Denizlispor sahasında Manisa Futbol Kulübü’nü ağırladı. Iki takım için de çok önemli bir müsabakaydı. Hedefleri mutlak galibiyetti. Çünkü ev sahibi takım ligin dibine oturmuş, çekiştiği rakipleri puanları toplamaya başlamıştı. Manisa FK, Play-Off hattının biraz uzağında kalmış, tamamen kopmak istemiyordu.

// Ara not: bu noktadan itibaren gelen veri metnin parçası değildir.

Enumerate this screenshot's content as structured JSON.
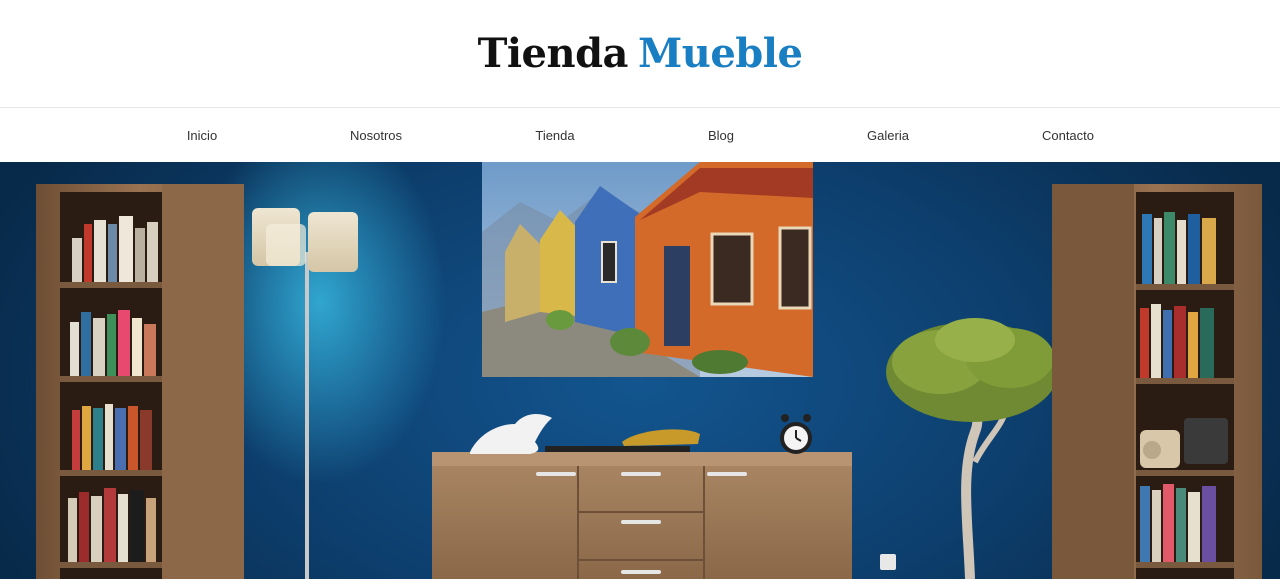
{
  "brand": {
    "part1": "Tienda",
    "part2": "Mueble",
    "accent_color": "#1a7fc2"
  },
  "nav": {
    "items": [
      {
        "label": "Inicio"
      },
      {
        "label": "Nosotros"
      },
      {
        "label": "Tienda"
      },
      {
        "label": "Blog"
      },
      {
        "label": "Galeria"
      },
      {
        "label": "Contacto"
      }
    ]
  },
  "hero": {
    "wall_color": "#0f4a80",
    "lamp_light_color": "#3cc8f0",
    "wood_color": "#8a6444"
  }
}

Kıran kırana bir maç oldu diyebilirim. Sahada oynayanıyla, kenarda oturanıyla, tribünde destekleyeniyle, herkeste fazlaca stres vardı. Bu, mücadelelerin sert geçmesine neden oldu. Tempo, top oyundayken hızlıydı ama sık sık yapılan fauller nedeniyle sürekli durdu. Gol atmak için yüklenildiğinde defans ile ofans arasında çok boşluklar oluştu. Bloklar arası oldukça açıldı. Boşlukları özellikle hızlı oyuncular kullanmak istedi, yapılan fauller sonuç alınamamasına neden oldu. 
***
Goller penaltıdan geldi. Ceza alanı içerisine yapılan ortada kaleci Samet Karabatak hatalı çıkış yaptı ve kalesini boşaltmış oldu. Kaleci kalesinde yokken topa vurmak için hareketlenen Oğuz Yılmaz'ı Alioune Ba çekince hakem penaltı noktasını gösterdi. Samet kalesinde kalsa topu rahatça tutar, penaltı olmazdı. 

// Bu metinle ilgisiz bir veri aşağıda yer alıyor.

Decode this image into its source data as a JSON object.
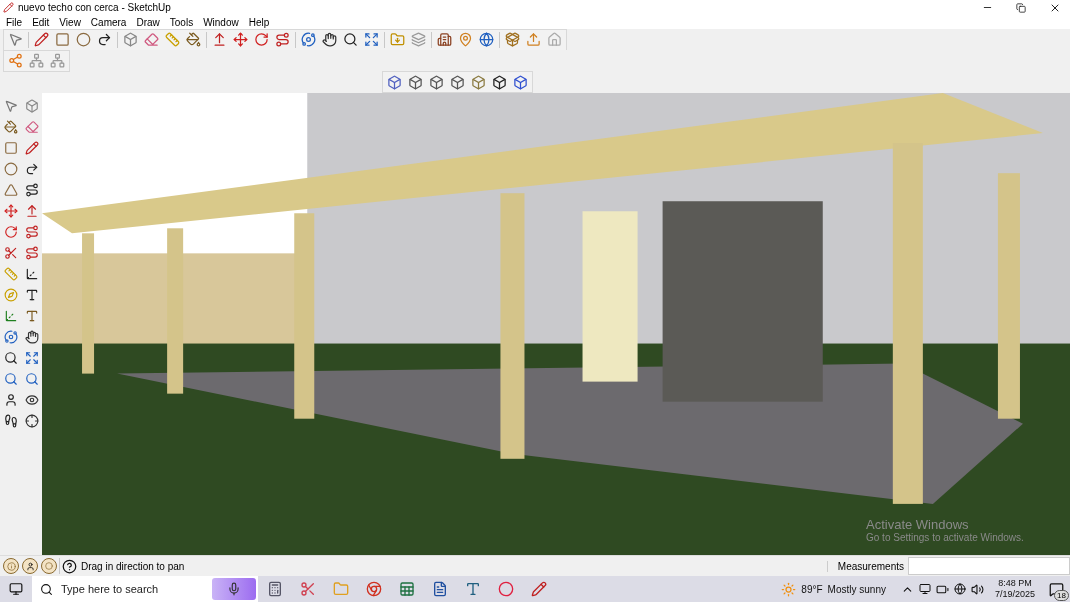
{
  "window": {
    "title": "nuevo techo con cerca - SketchUp"
  },
  "menu": [
    "File",
    "Edit",
    "View",
    "Camera",
    "Draw",
    "Tools",
    "Window",
    "Help"
  ],
  "overlay": {
    "title": "Activate Windows",
    "subtitle": "Go to Settings to activate Windows."
  },
  "status_bar": {
    "hint": "Drag in direction to pan",
    "measurements_label": "Measurements"
  },
  "taskbar": {
    "search_placeholder": "Type here to search",
    "weather": {
      "temperature": "89°F",
      "condition": "Mostly sunny"
    },
    "time": "8:48 PM",
    "date": "7/19/2025",
    "notifications": "18"
  }
}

17. dakikada gelen gol oyunun seyrini değiştirebilecekken 25. dakikada Oğuz'un koluna çarpan topu VAR gördü ve hakemi çağırdı. 27. dakikada kullanılan penaltı ile skora denge geldi. 

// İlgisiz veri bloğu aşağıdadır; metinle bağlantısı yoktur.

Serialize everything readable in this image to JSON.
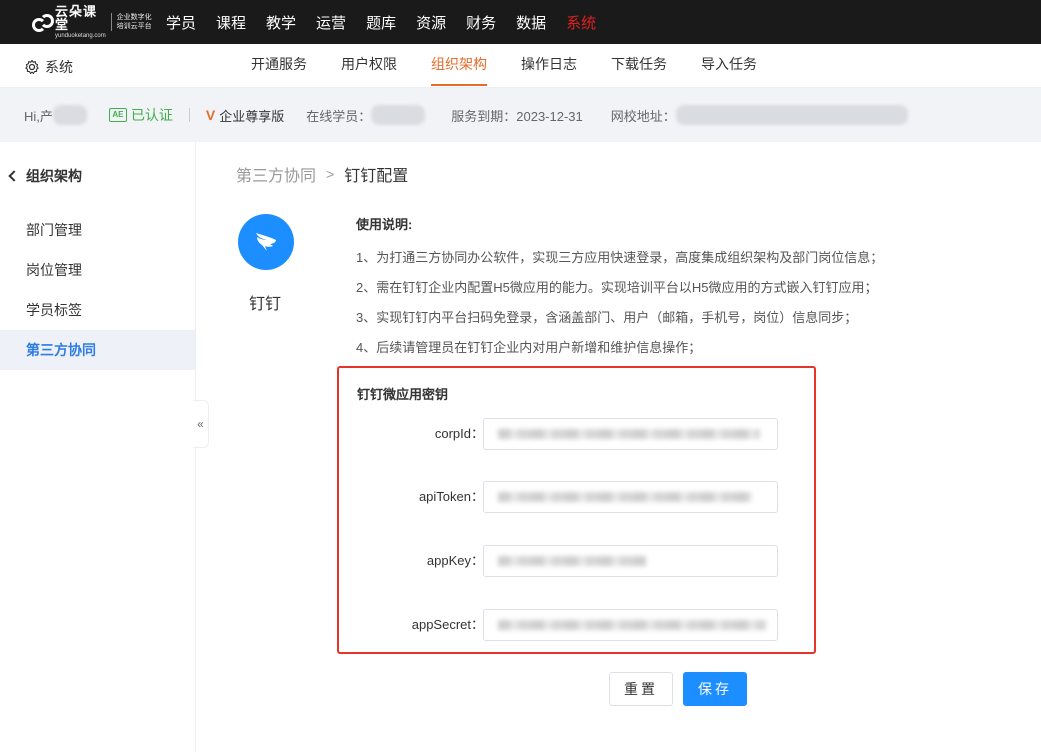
{
  "app": {
    "logo_main": "云朵课堂",
    "logo_sub": "yunduoketang.com",
    "logo_tag": "企业数字化培训云平台"
  },
  "topnav": {
    "items": [
      {
        "label": "学员"
      },
      {
        "label": "课程"
      },
      {
        "label": "教学"
      },
      {
        "label": "运营"
      },
      {
        "label": "题库"
      },
      {
        "label": "资源"
      },
      {
        "label": "财务"
      },
      {
        "label": "数据"
      },
      {
        "label": "系统",
        "active": true
      }
    ]
  },
  "subnav": {
    "section": "系统",
    "tabs": [
      {
        "label": "开通服务"
      },
      {
        "label": "用户权限"
      },
      {
        "label": "组织架构",
        "active": true
      },
      {
        "label": "操作日志"
      },
      {
        "label": "下载任务"
      },
      {
        "label": "导入任务"
      }
    ]
  },
  "infobar": {
    "greeting": "Hi,产",
    "verified": "已认证",
    "verified_badge": "AE",
    "edition_mark": "V",
    "edition": "企业尊享版",
    "online_label": "在线学员：",
    "expire": "服务到期：2023-12-31",
    "school_label": "网校地址："
  },
  "sidebar": {
    "title": "组织架构",
    "items": [
      {
        "label": "部门管理"
      },
      {
        "label": "岗位管理"
      },
      {
        "label": "学员标签"
      },
      {
        "label": "第三方协同",
        "active": true
      }
    ],
    "collapse": "«"
  },
  "breadcrumb": {
    "parent": "第三方协同",
    "separator": ">",
    "current": "钉钉配置"
  },
  "integration": {
    "name": "钉钉"
  },
  "usage": {
    "title": "使用说明:",
    "lines": [
      "1、为打通三方协同办公软件，实现三方应用快速登录，高度集成组织架构及部门岗位信息；",
      "2、需在钉钉企业内配置H5微应用的能力。实现培训平台以H5微应用的方式嵌入钉钉应用；",
      "3、实现钉钉内平台扫码免登录，含涵盖部门、用户（邮箱，手机号，岗位）信息同步；",
      "4、后续请管理员在钉钉企业内对用户新增和维护信息操作；"
    ]
  },
  "keys": {
    "title": "钉钉微应用密钥",
    "fields": [
      {
        "label": "corpId：",
        "value": "ding"
      },
      {
        "label": "apiToken：",
        "value": ""
      },
      {
        "label": "appKey：",
        "value": ""
      },
      {
        "label": "appSecret：",
        "value": ""
      }
    ]
  },
  "actions": {
    "reset": "重置",
    "save": "保存"
  },
  "colors": {
    "topbar_bg": "#1a1a1a",
    "active_nav": "#e02020",
    "accent_orange": "#e56c2c",
    "primary_blue": "#1d8eff",
    "highlight_red": "#e5342a",
    "verified_green": "#3fb14a"
  }
}
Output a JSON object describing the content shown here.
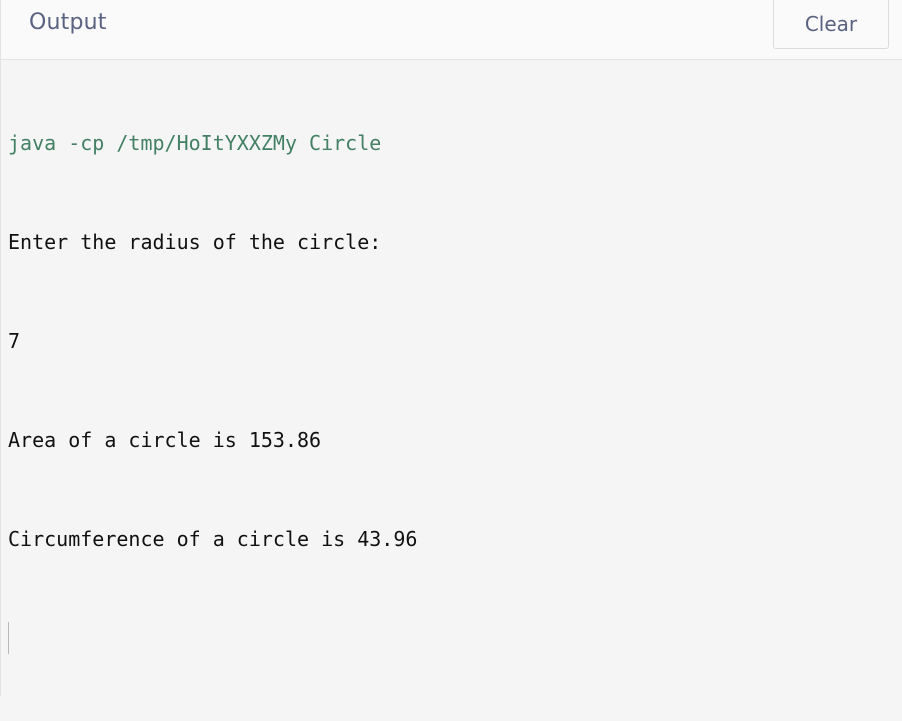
{
  "header": {
    "title": "Output",
    "clear_label": "Clear"
  },
  "console": {
    "command": "java -cp /tmp/HoItYXXZMy Circle",
    "lines": [
      "Enter the radius of the circle:",
      "7",
      "Area of a circle is 153.86",
      "Circumference of a circle is 43.96"
    ]
  },
  "colors": {
    "command_text": "#438064",
    "output_text": "#111111",
    "header_text": "#5a6282",
    "background": "#f5f5f5"
  }
}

Kalan dakikalarda her iki takım da galibiyet için mücadele etti. Çok efor sarfettiler, çok istediler, başaramadılar ve 1-1'lik beraberliğe razı oldular.
***
Denizlispor kalecisi Hüseyin Altıntaş 2 kere topu elinde kaçırdı, diğer bir tabirle sektirdi. Tehlike yaşanabilirdi.
O kadar çok itiraz oldu ki, ‘hakem Yunus Dursun'da peygamber sabrı var’ dedirtti. Sessiz kaldıkça itirazlar arttı, en sonunda her iki teknik adama patladı. Önce Giray Bulak, sonra Levent Eriş kırmızı kart yedi.

Altay beraberlik aldı

Ankara Keçiörengücü ve Altay. İki çok koşan ve savaşan takım. Ev sahibi Keçiörengücü şampiyonluk yolunda ilerliyor. Geçen hafta Altay gibi sert oynayan takım olan Bodrumspor'u deplasmanda 2-1 yenmeyi başarmıştı. Aynı ayardaki rakibi karşısında da favori olarak sahaya çıktı. Konuk takım ise son 4 maçından da yenik ayrılmıştı sahadan ve moralleri çok bozuktu.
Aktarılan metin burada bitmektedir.